The Actions tab shows what pages users entered and exited the site from, the links they clicked to leave the site, and the most popular page titles. You'll also see the most popular downloads, if your site has that.

As you'd expect, the referrers tab shows all you'd want to know about referrers — what search engines and keywords led people to your site, what Web sites led people to your site, and campaigns if you have any set up.

Campaigns are for tracking marketing campaigns. It requires you to set up special links set off by a question mark (like adding "?pk_campaign=SomethingSomething") that will be tracked by Piwik when people visit your site. You can further add keywords that can be used to track specific links in newsletters, etc. This is a level of detail I haven't spent much time with for my own site, but it's something that people love in Google Analytics — so now you can have the campaign fun without the need to share your data with the big G.

Piwik's Goals tab lets you track "business objectives" on your site. For example, you can create a goal based on when users visit specific pages, click a download, or click outbound links.

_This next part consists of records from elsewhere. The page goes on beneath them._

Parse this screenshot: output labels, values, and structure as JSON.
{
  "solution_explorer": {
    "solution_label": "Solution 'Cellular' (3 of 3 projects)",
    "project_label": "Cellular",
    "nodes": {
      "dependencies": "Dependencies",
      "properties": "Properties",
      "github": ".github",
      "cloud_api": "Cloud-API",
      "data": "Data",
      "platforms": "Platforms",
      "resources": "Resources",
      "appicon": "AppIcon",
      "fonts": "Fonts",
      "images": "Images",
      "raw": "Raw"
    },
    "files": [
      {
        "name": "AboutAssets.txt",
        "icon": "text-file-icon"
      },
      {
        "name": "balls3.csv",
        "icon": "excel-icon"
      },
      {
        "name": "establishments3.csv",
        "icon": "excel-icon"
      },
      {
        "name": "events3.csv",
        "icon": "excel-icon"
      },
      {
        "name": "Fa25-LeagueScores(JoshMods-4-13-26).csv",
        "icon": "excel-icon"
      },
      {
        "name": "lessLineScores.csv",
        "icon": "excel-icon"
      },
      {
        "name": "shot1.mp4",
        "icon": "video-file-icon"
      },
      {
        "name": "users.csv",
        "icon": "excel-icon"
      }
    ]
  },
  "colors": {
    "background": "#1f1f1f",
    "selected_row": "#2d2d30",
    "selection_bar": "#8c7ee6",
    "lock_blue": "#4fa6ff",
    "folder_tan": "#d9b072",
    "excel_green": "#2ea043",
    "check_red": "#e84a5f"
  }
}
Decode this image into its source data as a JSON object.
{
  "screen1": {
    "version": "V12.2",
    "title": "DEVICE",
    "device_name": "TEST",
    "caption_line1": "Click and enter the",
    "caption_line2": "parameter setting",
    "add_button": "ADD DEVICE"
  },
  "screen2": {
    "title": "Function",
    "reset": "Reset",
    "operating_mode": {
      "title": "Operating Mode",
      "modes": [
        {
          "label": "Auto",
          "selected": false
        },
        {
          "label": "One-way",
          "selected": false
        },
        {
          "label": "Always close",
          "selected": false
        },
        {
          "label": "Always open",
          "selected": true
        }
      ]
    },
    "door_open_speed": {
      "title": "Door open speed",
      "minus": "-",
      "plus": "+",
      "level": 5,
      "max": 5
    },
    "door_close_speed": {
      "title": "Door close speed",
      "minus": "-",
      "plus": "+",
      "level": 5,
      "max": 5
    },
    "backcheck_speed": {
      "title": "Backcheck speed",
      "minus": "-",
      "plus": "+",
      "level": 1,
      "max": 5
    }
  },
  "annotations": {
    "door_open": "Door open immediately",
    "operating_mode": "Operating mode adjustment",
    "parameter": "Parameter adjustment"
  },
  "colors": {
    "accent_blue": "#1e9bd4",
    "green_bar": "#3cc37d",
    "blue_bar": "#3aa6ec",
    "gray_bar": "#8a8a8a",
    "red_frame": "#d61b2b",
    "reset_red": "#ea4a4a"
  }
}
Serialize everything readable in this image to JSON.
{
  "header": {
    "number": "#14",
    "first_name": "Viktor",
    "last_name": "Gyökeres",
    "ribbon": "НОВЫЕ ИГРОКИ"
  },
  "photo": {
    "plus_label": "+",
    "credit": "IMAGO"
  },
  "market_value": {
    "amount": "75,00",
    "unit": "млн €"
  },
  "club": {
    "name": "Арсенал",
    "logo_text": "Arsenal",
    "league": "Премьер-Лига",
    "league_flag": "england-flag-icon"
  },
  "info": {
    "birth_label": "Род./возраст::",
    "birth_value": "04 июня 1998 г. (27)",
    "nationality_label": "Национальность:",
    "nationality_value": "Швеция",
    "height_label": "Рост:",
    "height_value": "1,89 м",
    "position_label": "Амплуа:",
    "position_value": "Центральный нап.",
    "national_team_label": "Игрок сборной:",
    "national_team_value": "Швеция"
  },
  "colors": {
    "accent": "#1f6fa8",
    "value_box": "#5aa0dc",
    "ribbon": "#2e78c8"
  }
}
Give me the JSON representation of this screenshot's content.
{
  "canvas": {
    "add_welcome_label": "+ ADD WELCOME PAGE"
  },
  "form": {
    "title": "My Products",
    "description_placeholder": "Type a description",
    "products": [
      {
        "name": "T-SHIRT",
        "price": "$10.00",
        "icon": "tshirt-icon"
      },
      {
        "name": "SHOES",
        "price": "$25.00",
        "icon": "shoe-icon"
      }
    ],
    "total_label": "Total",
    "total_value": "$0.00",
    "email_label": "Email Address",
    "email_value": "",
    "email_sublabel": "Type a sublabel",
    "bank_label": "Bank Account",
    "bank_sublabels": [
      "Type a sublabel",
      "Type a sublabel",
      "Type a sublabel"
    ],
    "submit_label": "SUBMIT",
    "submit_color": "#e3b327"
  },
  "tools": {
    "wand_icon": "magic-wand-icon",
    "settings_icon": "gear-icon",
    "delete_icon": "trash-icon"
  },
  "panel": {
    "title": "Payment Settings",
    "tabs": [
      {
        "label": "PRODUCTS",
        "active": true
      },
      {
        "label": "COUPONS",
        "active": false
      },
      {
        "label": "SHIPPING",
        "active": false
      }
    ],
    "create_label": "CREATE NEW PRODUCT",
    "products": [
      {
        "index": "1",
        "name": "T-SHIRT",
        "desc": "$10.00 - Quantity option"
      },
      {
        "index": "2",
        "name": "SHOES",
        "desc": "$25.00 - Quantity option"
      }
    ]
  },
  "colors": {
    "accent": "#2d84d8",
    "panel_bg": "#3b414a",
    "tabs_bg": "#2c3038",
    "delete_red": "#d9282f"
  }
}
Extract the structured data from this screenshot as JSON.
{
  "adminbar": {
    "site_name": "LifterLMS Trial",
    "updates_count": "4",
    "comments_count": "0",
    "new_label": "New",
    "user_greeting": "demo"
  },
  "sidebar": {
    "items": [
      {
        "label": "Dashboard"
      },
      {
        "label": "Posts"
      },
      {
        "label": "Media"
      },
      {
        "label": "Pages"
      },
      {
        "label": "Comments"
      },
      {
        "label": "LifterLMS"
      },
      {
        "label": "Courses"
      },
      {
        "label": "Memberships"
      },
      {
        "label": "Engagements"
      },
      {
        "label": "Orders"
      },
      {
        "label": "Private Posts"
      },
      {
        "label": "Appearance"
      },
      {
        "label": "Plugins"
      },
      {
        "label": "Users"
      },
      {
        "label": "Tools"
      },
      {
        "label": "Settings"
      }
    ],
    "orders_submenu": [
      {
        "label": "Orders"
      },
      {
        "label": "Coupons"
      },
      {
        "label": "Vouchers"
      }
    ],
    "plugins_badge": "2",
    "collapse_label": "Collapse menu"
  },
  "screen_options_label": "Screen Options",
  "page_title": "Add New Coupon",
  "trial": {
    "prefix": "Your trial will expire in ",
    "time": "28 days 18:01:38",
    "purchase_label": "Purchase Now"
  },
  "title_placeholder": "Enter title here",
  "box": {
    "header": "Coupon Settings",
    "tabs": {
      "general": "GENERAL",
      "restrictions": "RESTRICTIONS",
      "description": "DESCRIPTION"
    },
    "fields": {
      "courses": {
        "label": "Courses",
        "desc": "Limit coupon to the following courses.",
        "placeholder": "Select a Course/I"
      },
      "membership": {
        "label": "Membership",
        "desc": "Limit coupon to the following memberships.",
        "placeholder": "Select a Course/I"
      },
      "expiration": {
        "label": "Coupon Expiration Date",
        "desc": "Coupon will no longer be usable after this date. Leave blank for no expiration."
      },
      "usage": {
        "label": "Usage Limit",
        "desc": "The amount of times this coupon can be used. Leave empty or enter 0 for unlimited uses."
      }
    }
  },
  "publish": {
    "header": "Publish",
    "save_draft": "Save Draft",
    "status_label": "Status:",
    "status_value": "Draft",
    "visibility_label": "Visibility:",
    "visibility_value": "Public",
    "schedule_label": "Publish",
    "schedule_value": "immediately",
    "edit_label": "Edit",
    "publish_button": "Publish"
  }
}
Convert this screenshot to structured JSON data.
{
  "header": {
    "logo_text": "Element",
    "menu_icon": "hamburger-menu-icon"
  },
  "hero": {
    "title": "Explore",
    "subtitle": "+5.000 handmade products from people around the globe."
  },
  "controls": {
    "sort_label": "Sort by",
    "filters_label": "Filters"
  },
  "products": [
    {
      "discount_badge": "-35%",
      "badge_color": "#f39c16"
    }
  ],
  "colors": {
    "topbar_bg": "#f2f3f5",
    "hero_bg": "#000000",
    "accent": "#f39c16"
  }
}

This is quite useful for businesses — and might also be a good feature for FOSS projects that are interested in stepping up their marketing efforts and want to see whether their documentation is being read or whether people are following the links on the site to specific pages. You can find out all about Piwik goals on the Piwik documentation.

Another nifty feature with Piwik is that all of this information is available in a number of ways. You can generate reports from the widgets or by email. So say you need to show your boss or your colleagues what kind of goals you met or just the overall site traffic and where it came from — the Piwik widgets let you export information in several formats that you can slap into a spreadsheet, presentation, etc. Piwik also has a plugin that will generate and send a report (your choice of HTML or PDF) by email. Here you can specify the stats you want to see in a daily, weekly, or monthly report. Note that you can also download the report manually if you need one right away.

Get Going!

I should also mention that Piwik has an API that you can use to extend the application, and it seems to have a pretty healthy community around it. It's been making steady progress and looks to me like a reasonable replacement for Google Analytics. It may not quite have all the bells and whistles, but it's getting there — and it's certainly good enough for many users today.

It also has a major advantage over Google Analytics — and that's control of your data and the application itself. With Google Analytics, you're stuck with the features that Google wants to give you. While GA is pretty full-featured, people can extend Piwik in ways that Google may not extend Google Analytics. Piwik also offers an opt-out feature for users, so you can offer your users an easy way to opt out of tracking as well.

If you have a site that needs tracking, check out Piwik today — it's easy to set up, and you'll find a lot of interesting and useful information about how people find your site and what keeps them there.